Tegen het einde van 2002 werd gehoopt dat WorldCom, met de aanstelling van Capellas en een nieuw managementteam, zichzelf zou kunnen herstellen. De bedrijfsenergie van het faillissement in mei 2004 en de naam 'WorldCom' is nu weggevallen ten gunste van MCI.

Er zijn verschillende prestigieuze benoemingen in het bestuur geweest om de geloofwaardigheid van het bedrijf te vergroten. Nicholas Katzenbach (een voormalig voorzitter van de Financial Accounting Standards Board) werd bijvoorbeeld tot bestuurder aangesteld. Hoewel MCI eind 2004 verliezen rapporteerde, waren er verwachtingen dat het bedrijf een redelijke kans had om rendabel te opereren.

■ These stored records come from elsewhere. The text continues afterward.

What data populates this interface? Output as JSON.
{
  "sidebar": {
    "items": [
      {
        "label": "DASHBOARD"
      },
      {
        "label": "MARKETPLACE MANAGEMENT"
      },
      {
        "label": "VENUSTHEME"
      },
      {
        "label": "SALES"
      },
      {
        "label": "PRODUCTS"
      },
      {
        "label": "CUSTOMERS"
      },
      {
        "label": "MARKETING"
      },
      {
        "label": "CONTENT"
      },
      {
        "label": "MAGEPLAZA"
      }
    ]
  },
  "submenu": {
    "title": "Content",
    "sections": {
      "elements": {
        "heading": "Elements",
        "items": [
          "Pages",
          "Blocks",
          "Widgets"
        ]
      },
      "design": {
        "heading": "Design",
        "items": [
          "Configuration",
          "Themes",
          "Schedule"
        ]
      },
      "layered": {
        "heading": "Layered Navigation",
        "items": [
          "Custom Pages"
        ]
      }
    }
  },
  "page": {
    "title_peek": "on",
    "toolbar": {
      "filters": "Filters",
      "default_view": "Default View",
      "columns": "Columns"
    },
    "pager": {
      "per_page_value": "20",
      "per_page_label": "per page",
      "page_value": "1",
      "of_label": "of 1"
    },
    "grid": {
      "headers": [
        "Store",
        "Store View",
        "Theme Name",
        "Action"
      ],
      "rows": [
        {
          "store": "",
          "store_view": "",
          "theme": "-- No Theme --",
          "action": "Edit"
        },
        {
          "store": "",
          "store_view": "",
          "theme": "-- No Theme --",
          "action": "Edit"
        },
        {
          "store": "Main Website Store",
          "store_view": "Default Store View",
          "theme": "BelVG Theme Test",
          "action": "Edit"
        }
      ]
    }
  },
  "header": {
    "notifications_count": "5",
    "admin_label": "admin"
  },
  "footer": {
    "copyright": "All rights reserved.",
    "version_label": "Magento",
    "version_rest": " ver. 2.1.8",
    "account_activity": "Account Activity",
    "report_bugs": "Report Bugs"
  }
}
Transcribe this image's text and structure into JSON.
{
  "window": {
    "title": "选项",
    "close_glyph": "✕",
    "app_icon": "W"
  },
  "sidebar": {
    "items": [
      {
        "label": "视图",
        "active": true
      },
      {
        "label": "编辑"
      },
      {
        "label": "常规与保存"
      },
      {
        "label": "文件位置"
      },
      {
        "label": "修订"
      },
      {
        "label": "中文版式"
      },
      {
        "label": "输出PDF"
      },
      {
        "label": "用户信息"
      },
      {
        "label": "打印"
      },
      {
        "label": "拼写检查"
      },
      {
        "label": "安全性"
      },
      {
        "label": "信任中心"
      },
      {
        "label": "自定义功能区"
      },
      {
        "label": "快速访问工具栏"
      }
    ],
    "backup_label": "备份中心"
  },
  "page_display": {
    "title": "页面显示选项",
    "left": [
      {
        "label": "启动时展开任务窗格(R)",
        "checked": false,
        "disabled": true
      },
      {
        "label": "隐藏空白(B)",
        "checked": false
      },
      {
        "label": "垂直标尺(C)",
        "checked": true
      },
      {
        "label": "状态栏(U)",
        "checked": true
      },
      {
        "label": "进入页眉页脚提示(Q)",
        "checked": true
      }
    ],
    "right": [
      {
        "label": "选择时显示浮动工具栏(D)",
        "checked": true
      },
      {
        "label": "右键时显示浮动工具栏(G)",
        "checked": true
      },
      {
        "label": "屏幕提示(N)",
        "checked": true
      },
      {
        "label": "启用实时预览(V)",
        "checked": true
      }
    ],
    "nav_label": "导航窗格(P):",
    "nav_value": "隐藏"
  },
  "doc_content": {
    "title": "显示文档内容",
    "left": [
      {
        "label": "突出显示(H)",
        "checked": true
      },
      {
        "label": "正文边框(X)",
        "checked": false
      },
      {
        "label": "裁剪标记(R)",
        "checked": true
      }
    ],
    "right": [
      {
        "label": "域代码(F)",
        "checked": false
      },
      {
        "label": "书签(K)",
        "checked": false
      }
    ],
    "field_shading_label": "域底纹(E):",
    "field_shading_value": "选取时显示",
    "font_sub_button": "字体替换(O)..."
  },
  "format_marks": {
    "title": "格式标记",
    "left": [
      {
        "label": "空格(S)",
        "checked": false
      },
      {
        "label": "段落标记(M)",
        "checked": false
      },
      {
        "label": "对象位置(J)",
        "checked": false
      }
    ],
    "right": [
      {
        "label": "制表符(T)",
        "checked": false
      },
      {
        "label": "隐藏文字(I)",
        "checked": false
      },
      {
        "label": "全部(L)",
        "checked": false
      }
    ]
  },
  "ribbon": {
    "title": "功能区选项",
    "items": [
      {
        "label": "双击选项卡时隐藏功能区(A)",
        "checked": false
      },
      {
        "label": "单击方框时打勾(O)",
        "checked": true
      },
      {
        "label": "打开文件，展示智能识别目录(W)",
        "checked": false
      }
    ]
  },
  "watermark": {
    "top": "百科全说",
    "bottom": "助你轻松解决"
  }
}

WorldCom: belangrijke gebeurtenissen:

1983 - LDDS (langeafstandskortingservices) gemaakt

1985 - Bernie Ebbers benoemd tot chief executive officer van LDDS

1992 - Scott Sullivan sluit zich aan bij LDDS

1994 - Scott Sullivan gepromoveerd tot chief financial officer

1995 - LDDS verandert de naam in WorldCom

1998- WorldCom voltooide overname MCI

1999- WorldCom begint sommige bedrijfskosten opnieuw in te delen als kapitaaluitgaven

2000 - WorldCom-aandeelhouders keuren overname van Sprint goed, maar toezichthouders blokkeren deal

2001 - Interne auditors vinden te hoge betalingen op verkoopcommissies

2002:

Maart - publiek ontdekt dat Worldcom Ebbers 341 miljoen heeft geleend

April - Ebbers neemt ontslag als CEO; Sidgmore neemt het over

Juni - Cynthia Cooper rapporteert aan het auditcomité van WorldCom over de boekhouding van de kapitaaluitgaven (13 juni); Sullivan wordt ontslagen als CFO (24 juni); WorldCom meldt kasstromen overschat met $ 3, 8 miljard (26 juni)

Juli - WorldCom faillissementsaanvragen (21 juli); Sarbanes-Oxley-wet wordt wet (30 juli)

Augustus - WorldCom meldt nog eens 3, 3 miljard dollar aan boekhoudkundige onregelmatigheden

September - Sidgmore neemt ontslag als CEO

December - Federale rechters keuren compensatiepakket goed voor nieuwe CEO, Michael Capellas

2004:

Maart - Sullivan pleit schuldig aan fraude en samenzwering en stemt ermee in te getuigen tegen Ebbers, die geconfronteerd wordt met soortgelijke beschuldigingen

Mei - WorldCom komt uit faillissement en wordt omgedoopt tot MCI

Conclusie:

Daarom wordt uit de gepresenteerde informatie begrepen dat er boekhoudkundige onregelmatigheden zijn opgetreden in de rapportagesystemen en de interne controles bleven ineffectief om te voorkomen dat ze zich verder zouden voordoen. Uit de hierboven besproken gevallen kunnen bepaalde problemen worden opgeworpen.

Bijvoorbeeld kwesties met betrekking tot stakeholdertheorie en corporate governance, dwz bevoegd verklaarde stakeholders tegen ondermaatse belanghebbenden. Cases van Maxwell, Enron, WorldCom enzovoort toonden aan dat de onethische acties van de CEO's en CFO's leidden tot de faillissementen van de firma's en daarmee de meest ongunstige gevolgen hadden voor de werknemers, crediteuren, investeerders enzovoort.